This is just a short post to talk about a new tool I've developed, called CredDump. CredDump is a pure-Python implementation of the bkhive/samdump2, lsadump2, and cachedump utilities commonly used to audit Windows password security.
Why re-implement these tools? Well, for one thing, I like Python, and wanted to learn the details of how they all worked. Much more importantly though, this tool is completely cross-platform and requires only the registry hives recovered from the system to operate. Most other tools currently available rely on some aspect of Windows to provide their functionality. For example:
- lsadump2 calls advapi32.LsarQuerySecret to obtain the unencrypted LSA secrets.
- cachedump searches through the address space of lsass.exe to obtain the unencrypted LSA key, and uses advapi32.SystemFunction005 to decrypt the value of NL$KM with it.

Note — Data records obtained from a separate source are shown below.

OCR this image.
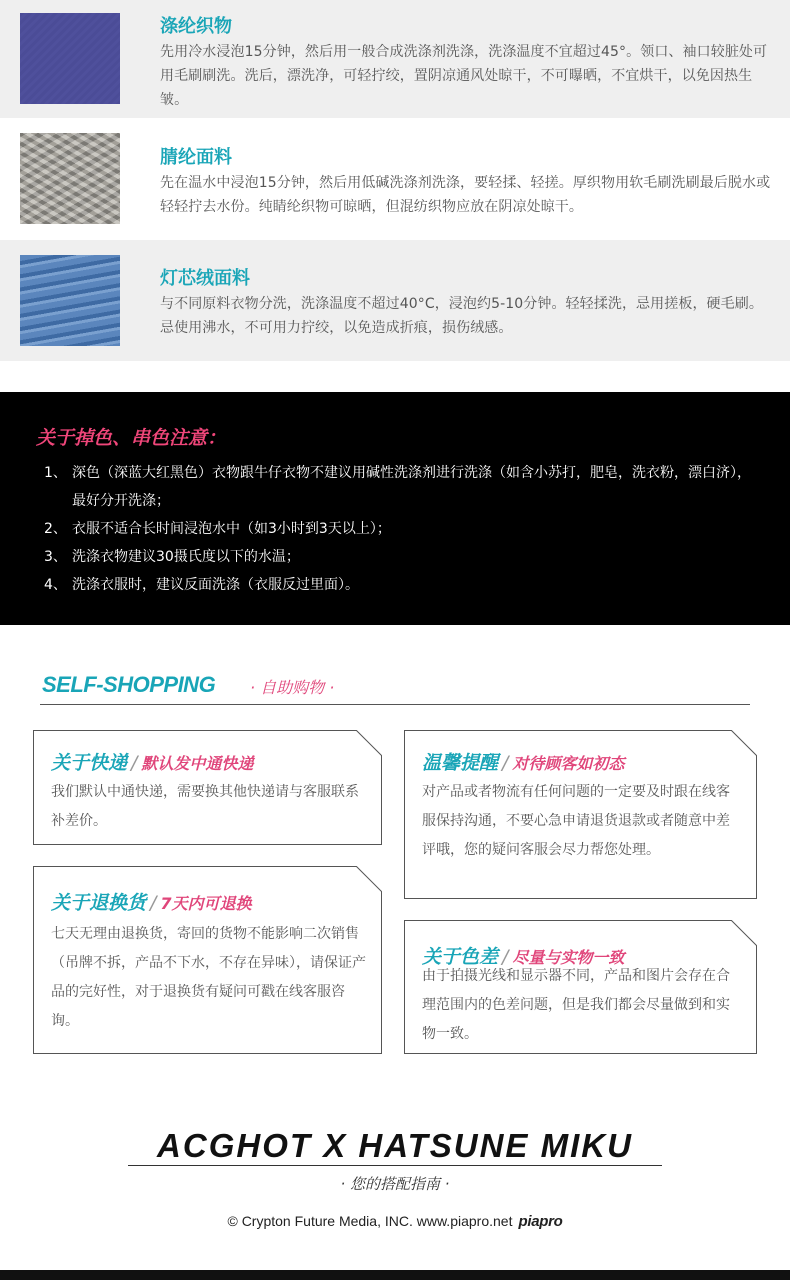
涤纶织物
先用冷水浸泡15分钟，然后用一般合成洗涤剂洗涤，洗涤温度不宜超过45°。领口、袖口较脏处可用毛刷刷洗。洗后，漂洗净，可轻拧绞，置阴凉通风处晾干，不可曝晒，不宜烘干，以免因热生皱。
腈纶面料
先在温水中浸泡15分钟，然后用低碱洗涤剂洗涤，要轻揉、轻搓。厚织物用软毛刷洗刷最后脱水或轻轻拧去水份。纯睛纶织物可晾晒，但混纺织物应放在阴凉处晾干。
灯芯绒面料
与不同原料衣物分洗，洗涤温度不超过40°C，浸泡约5-10分钟。轻轻揉洗，忌用搓板，硬毛刷。忌使用沸水，不可用力拧绞，以免造成折痕，损伤绒感。
关于掉色、串色注意：
1、 深色（深蓝大红黑色）衣物跟牛仔衣物不建议用碱性洗涤剂进行洗涤（如含小苏打，肥皂，洗衣粉，漂白济），最好分开洗涤；
2、 衣服不适合长时间浸泡水中（如3小时到3天以上）；
3、 洗涤衣物建议30摄氏度以下的水温；
4、 洗涤衣服时，建议反面洗涤（衣服反过里面）。
SELF-SHOPPING · 自助购物 ·
关于快递 / 默认发中通快递
我们默认中通快递，需要换其他快递请与客服联系补差价。
温馨提醒 / 对待顾客如初态
对产品或者物流有任何问题的一定要及时跟在线客服保持沟通，不要心急申请退货退款或者随意中差评哦，您的疑问客服会尽力帮您处理。
关于退换货 / 7天内可退换
七天无理由退换货，寄回的货物不能影响二次销售（吊牌不拆，产品不下水，不存在异味），请保证产品的完好性，对于退换货有疑问可戳在线客服咨询。
关于色差 / 尽量与实物一致
由于拍摄光线和显示器不同，产品和图片会存在合理范围内的色差问题，但是我们都会尽量做到和实物一致。
ACGHOT X HATSUNE MIKU
· 您的搭配指南 ·
© Crypton Future Media, INC. www.piapro.net piapro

- Cain & Abel is the closest to operating entirely offline, but still uses advapi32.SystemFunction005 to do the decryption. Also, it's closed source and Windows-only.
So the hope was to build something in the spirit of Nicola Cuomo's bkhive and samdump2, that could work without requiring Windows at all.
It turned out that almost all of the pieces were already publicly available in various forms. The only truly original work I ended up having to do was reverse engineering SystemFunction005 to re-implement it in Python (and even there, the Wine folks had already done most of the work, they just didn't account for keys longer than 7 bytes).
But wait, I hear you cry, how do I get these hives in the first place? You extract them from a Windows system. Unfortunately, it's not as easy as just copying them out of c:\windows\system32\config, because the files are always open. To get around this, you can either boot into Knoppix, or use the Volume Shadow Copy trick.
In the next few articles, I'll be discussing in detail how these programs work. The first article will cover Syskey encryption and how to dump the SAM database, the next will explore the extraction of LSA secrets, and the final one will talk about cached domain passwords. Of course, if you don't want to wait, there's always the code, which should be pretty readable Python. After that, it's back to memory analysis; now that we have a sense of some of the things in the registry, I'll show you how we can access large portions of the registry directly from Windows memory dumps.